Considéré comme un atout touristique clé au Maroc, les nombreuses plages des côtes méditerranéennes et atlantiques de ce pays d’Afrique du Nord sont moins attrayantes pour les femmes. Les maillots de bain, quelle que soit leur couverture, sont considérés par certains comme offensants, voire comme un signe de «débauche».

Pour nager sans risque de harcèlement, il faut se lever tôt, chercher des endroits isolés ou payer l'accès à des zones privées.

«Le phénomène est apparu sur certaines plages de Casablanca dans les années 90. . . L'opinion publique n'a pas pris cela au sérieux et n'a pas réagi », a déclaré la sociologue Soumaya Naamane Guessous.

Pour elle, «c’est une régression principalement liée à la propagation des idées salafistes importées de l’étranger».

L'été dernier, une page Facebook a appelé les hommes à interdire aux femmes «de sortir avec des vêtements indécents».

Une campagne a été lancée sur les médias sociaux, les femmes publiant des photos en maillot de bain et utilisant le hashtag #beafreewoman.

«Tous les hommes ont l'air. C'est ennuyant.

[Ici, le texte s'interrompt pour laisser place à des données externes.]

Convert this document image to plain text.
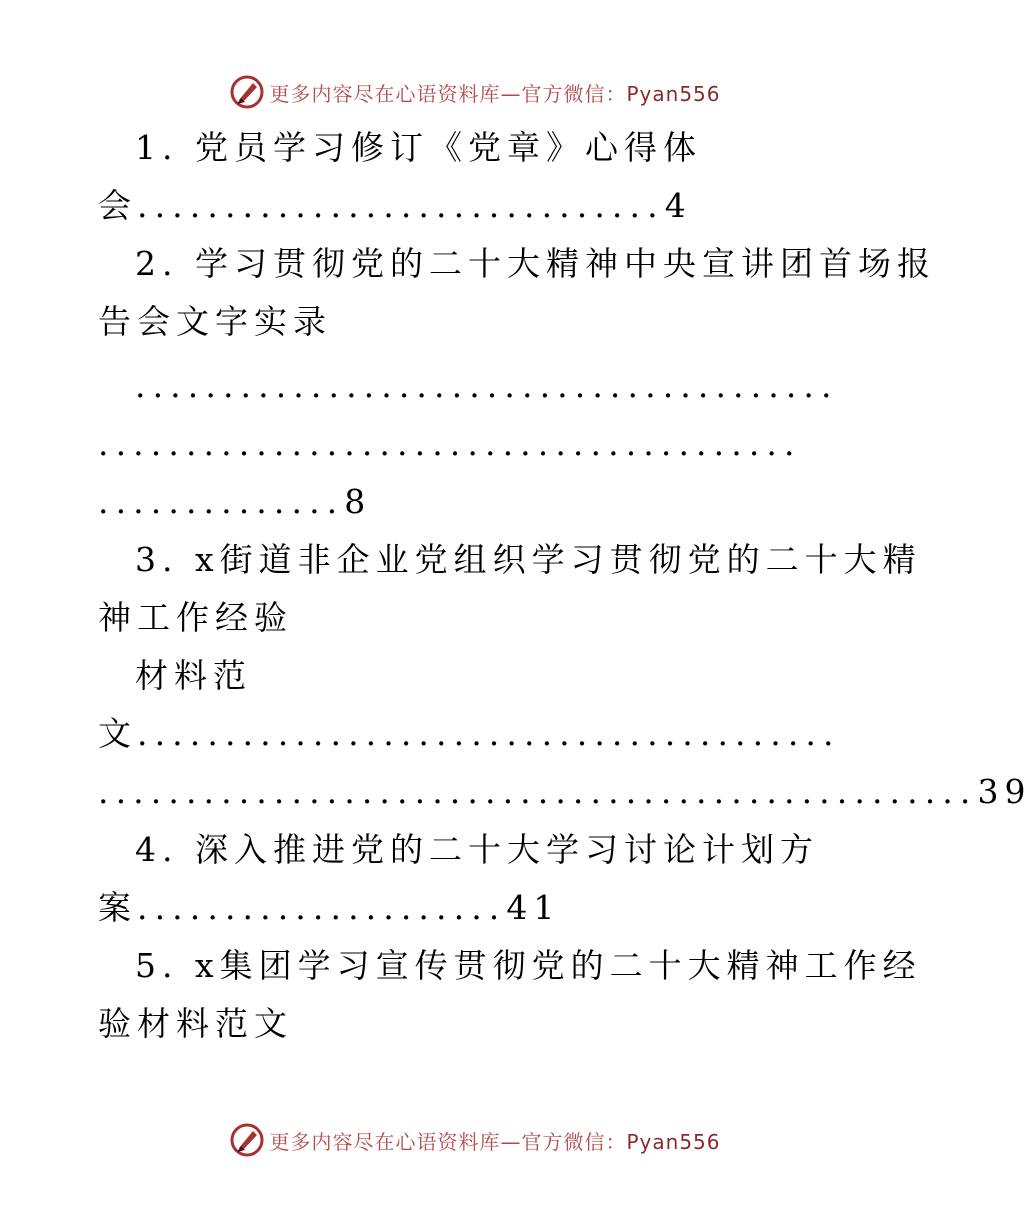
更多内容尽在心语资料库—官方微信：Pyan556
1. 党员学习修订《党章》心得体
会..............................4
2. 学习贯彻党的二十大精神中央宣讲团首场报
告会文字实录
........................................
........................................
..............8
3. x街道非企业党组织学习贯彻党的二十大精
神工作经验
材料范
文........................................
..................................................39
4. 深入推进党的二十大学习讨论计划方
案.....................41
5. x集团学习宣传贯彻党的二十大精神工作经
验材料范文
更多内容尽在心语资料库—官方微信：Pyan556
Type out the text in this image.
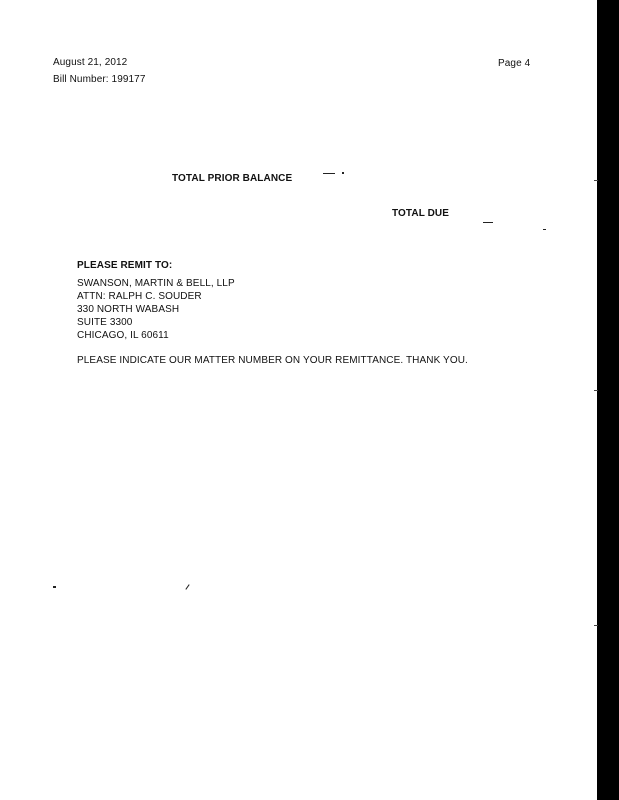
August 21, 2012	Page 4
Bill Number: 199177
TOTAL PRIOR BALANCE
TOTAL DUE
PLEASE REMIT TO:
SWANSON, MARTIN & BELL, LLP
ATTN: RALPH C. SOUDER
330 NORTH WABASH
SUITE 3300
CHICAGO, IL 60611
PLEASE INDICATE OUR MATTER NUMBER ON YOUR REMITTANCE. THANK YOU.
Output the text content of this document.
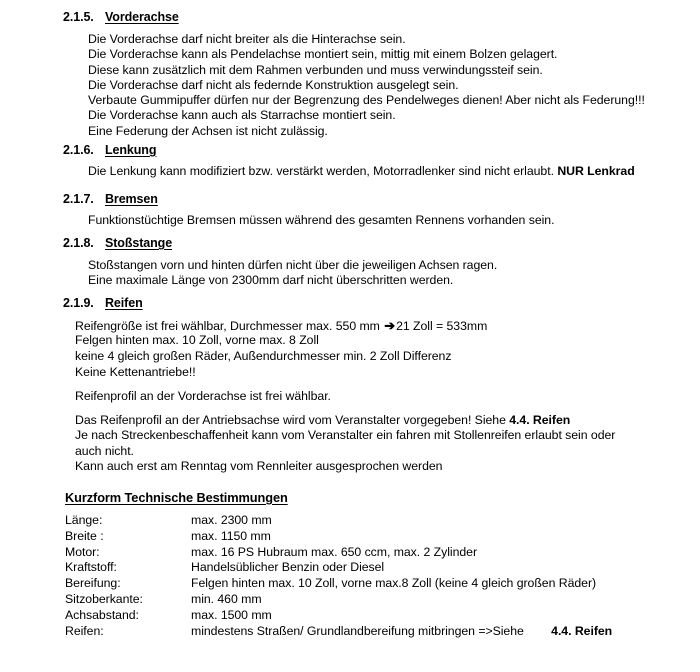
2.1.5. Vorderachse
Die Vorderachse darf nicht breiter als die Hinterachse sein.
Die Vorderachse kann als Pendelachse montiert sein, mittig mit einem Bolzen gelagert.
Diese kann zusätzlich mit dem Rahmen verbunden und muss verwindungssteif sein.
Die Vorderachse darf nicht als federnde Konstruktion ausgelegt sein.
Verbaute Gummipuffer dürfen nur der Begrenzung des Pendelweges dienen! Aber nicht als Federung!!!
Die Vorderachse kann auch als Starrachse montiert sein.
Eine Federung der Achsen ist nicht zulässig.
2.1.6. Lenkung
Die Lenkung kann modifiziert bzw. verstärkt werden, Motorradlenker sind nicht erlaubt. NUR Lenkrad
2.1.7. Bremsen
Funktionstüchtige Bremsen müssen während des gesamten Rennens vorhanden sein.
2.1.8. Stoßstange
Stoßstangen vorn und hinten dürfen nicht über die jeweiligen Achsen ragen.
Eine maximale Länge von 2300mm darf nicht überschritten werden.
2.1.9. Reifen
Reifengröße ist frei wählbar, Durchmesser max. 550 mm ➔21 Zoll = 533mm
Felgen hinten max. 10 Zoll, vorne max. 8 Zoll
keine 4 gleich großen Räder, Außendurchmesser min. 2 Zoll Differenz
Keine Kettenantriebe!!
Reifenprofil an der Vorderachse ist frei wählbar.
Das Reifenprofil an der Antriebsachse wird vom Veranstalter vorgegeben! Siehe 4.4. Reifen
Je nach Streckenbeschaffenheit kann vom Veranstalter ein fahren mit Stollenreifen erlaubt sein oder
auch nicht.
Kann auch erst am Renntag vom Rennleiter ausgesprochen werden
Kurzform Technische Bestimmungen
Länge:	max. 2300 mm
Breite :	max. 1150 mm
Motor:	max. 16 PS Hubraum max. 650 ccm, max. 2 Zylinder
Kraftstoff:	Handelsüblicher Benzin oder Diesel
Bereifung:	Felgen hinten max. 10 Zoll, vorne max.8 Zoll (keine 4 gleich großen Räder)
Sitzoberkante:	min. 460 mm
Achsabstand:	max. 1500 mm
Reifen:	mindestens Straßen/ Grundlandbereifung mitbringen =>Siehe 4.4. Reifen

Nous ne sommes pas à l’aise », a déclaré Leila, 36 ans, venue avec son amie Khadija, 50 ans, en vacances en provenance de France.

Eux aussi avaient évité les maillots de bain au bord de la piscine.

Anouar, 32 ans, venait de Tanger avec sa femme – qui porte un voile – et sa fille.

À son avis, ce sont les femmes vêtues de «vêtements irrespectueux qui harcèlent les hommes et les familles».

"Méritent d'être harcelés"

«La tendance est devenue si conservatrice et si banale que les femmes en maillot de bain sont soumises aux regards critiques ou même aux commentaires dégradants d’autres femmes», a déclaré Guessous.

«C’est une mentalité qui doit changer», a déclaré la militante féministe, ajoutant que c’était une attitude qui «affecte l’espace public en général» au Maroc.

Malgré une réputation de tolérance comparée au reste du monde arabo-musulman, une étude réalisée par ONU Femmes en 2017 a montré que, pour les Marocains, «les femmes qui s'habillent de manière provocante méritent d'être harcelées».

Le nombre de femmes professant cette opinion – 78% – a dépassé celui des hommes, avec 72%.

Une loi sur la violence à l'égard des femmes adoptée en février dernier prévoyait pour la première fois des sanctions pour harcèlement, mais leur mise en œuvre reste rare.

Début août, un instituteur a été arrêté après avoir lancé un appel aux médias sociaux pour que trois jeunes volontaires belges soient décapitées pour avoir porté un short alors qu'elles travaillaient dans le sud du pays.